Human friendly tokens

Thoughts on designing tokens for secrets, sessions, and tokens.

I've been working on an API which requires a bearer token (an API key) to authenticate and use. I've iterated on it a fair amount, so here are some considerations that went into their format.

Make copy/paste easy

Try to copy this secret:

bearer token: csjkncc csjndkc4-cdsnjk?34893cdnj

Try to copy this secret:

bearer token: csjkncc_csjndkc4_cdsnjk_34893cdnj

Text selection is an important characteristic of format. The ideal copying experience for a single token, is to be able to double-click and have the OS/browser/etc select the full text range for the user.

To achieve this, we need to roughly follow the rules for what is generally considered a whole word in text selection: A-Z, a-z, and 0-9 characters (plus other accented, non-ASCII character but we don't tend to lean into those because we want to work in ASCII) and underscore (_).

The quickest way to get there is taking whatever value you actually have as your secret, say in your database, and Base encoding it.

Base64 is super common and well supported, but doesn't make the cut alphabet-wise. Base64 has + and = in its alphabet which as we can see does not play nicely with text selection:

bearer token: csjkncc=csjndkc4=cdsnjk=34893cdnj
bearer token: csjkncc+csjndkc4+cdsnjk+34893cdnj

The web version Base64URL swaps +/= with -/_ but dashes don't play nice either:

bearer token: csjkncc-csjndkc4-cdsnjk-34893cdnj

We're so close! Luckily base encodings can be designed so we can use a Base 63 encoding to shave off the dash from the alphabet.

The downside to defining a base encoding of your own is lack of ecosystem help (libraries providing encode/decode for free) and alignment with other developers as there is often not a standard on just what exactly the alphabet of characters will be.

Base 63 would solve the text-selection problem, but I choose to go with Base 62 for my bearer tokens. I've seen Base62 and never seen Base63, but also I needed underscore (_) removed from the alphabet so I could use it for my own purpose:

Prefix the secret

Developers juggle a bunch of secrets and tokens in a reasonably complex system.
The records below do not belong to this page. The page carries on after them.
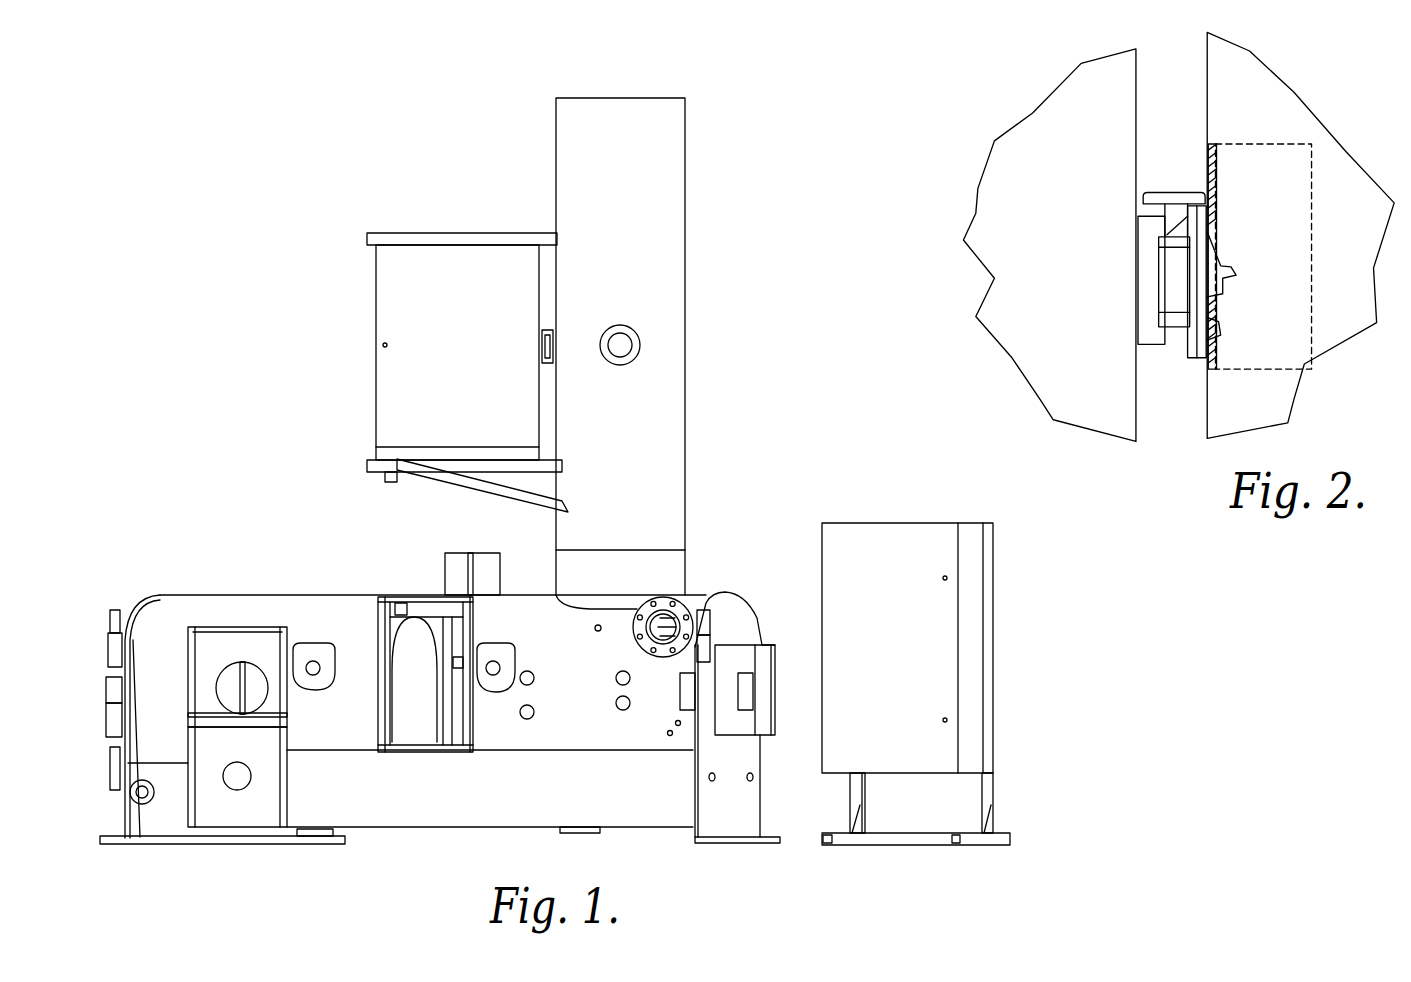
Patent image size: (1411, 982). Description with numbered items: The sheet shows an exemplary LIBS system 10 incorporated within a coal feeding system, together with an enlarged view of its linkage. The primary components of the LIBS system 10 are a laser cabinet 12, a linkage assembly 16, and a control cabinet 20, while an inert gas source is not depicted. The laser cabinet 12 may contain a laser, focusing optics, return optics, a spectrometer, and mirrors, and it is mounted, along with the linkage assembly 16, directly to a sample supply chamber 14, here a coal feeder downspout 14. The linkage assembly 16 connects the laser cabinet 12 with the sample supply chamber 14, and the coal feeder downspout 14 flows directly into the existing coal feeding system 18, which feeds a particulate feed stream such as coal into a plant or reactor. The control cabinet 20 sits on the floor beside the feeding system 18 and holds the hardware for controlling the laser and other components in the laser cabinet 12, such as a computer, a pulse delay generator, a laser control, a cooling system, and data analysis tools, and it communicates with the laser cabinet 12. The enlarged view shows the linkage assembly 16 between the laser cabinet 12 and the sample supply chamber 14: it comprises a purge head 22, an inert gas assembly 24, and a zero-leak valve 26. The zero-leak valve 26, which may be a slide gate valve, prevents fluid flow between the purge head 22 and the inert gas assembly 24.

In FIG. 1, the LIBS system 10 is at (690, 80).
In FIG. 1, the laser cabinet 12 is at (402, 238).
In FIG. 2, the laser cabinet 12 is at (1067, 75).
In FIG. 1, the sample supply chamber 14 is at (685, 112).
In FIG. 2, the sample supply chamber 14 is at (1257, 87).
In FIG. 1, the linkage assembly 16 is at (552, 327).
In FIG. 2, the linkage assembly 16 is at (1167, 187).
In FIG. 1, the coal feeding system 18 is at (720, 593).
In FIG. 1, the control cabinet 20 is at (857, 527).
In FIG. 2, the purge head 22 is at (1180, 353).
In FIG. 2, the inert gas assembly 24 is at (1142, 333).
In FIG. 2, the zero-leak valve 26 is at (1168, 317).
Looking at walls and walls of nonsense text, a secret can self-identify itself by using a common prefix.

For my bearer token I'm doing:

bt_{base_62_encoding_secret_value}

The prefix makes it easy to know as a human that you are probably dealing with a bearer token, not a junk random string.

Reasonably ergonomic

I chose to go with Base62 for my bearer tokens. I was deciding between Base62 and Base58. Base58 is also common and the difference between the two is in their alphabet. Base58 removes characters which are visually similar to other characters: 0OIl are not included.

This is a great human consideration. For people reading these secrets, it's great that they can read them more reliably in different contexts.

However, I don't want or need anyone reading these bearer tokens. I've made the copy-paste-able and obvious but I don't want to encourage or make it easy to read, speak, or type the individual characters in the secret. Copy it, paste it, and get on with life. My bearer tokens are long enough that someone will screw it up doing manual transcription anyways.

Base58 has a place when you have situations where humans might need to be comparing these values, but with bearer tokens the only thing needing to look at the token is a computer.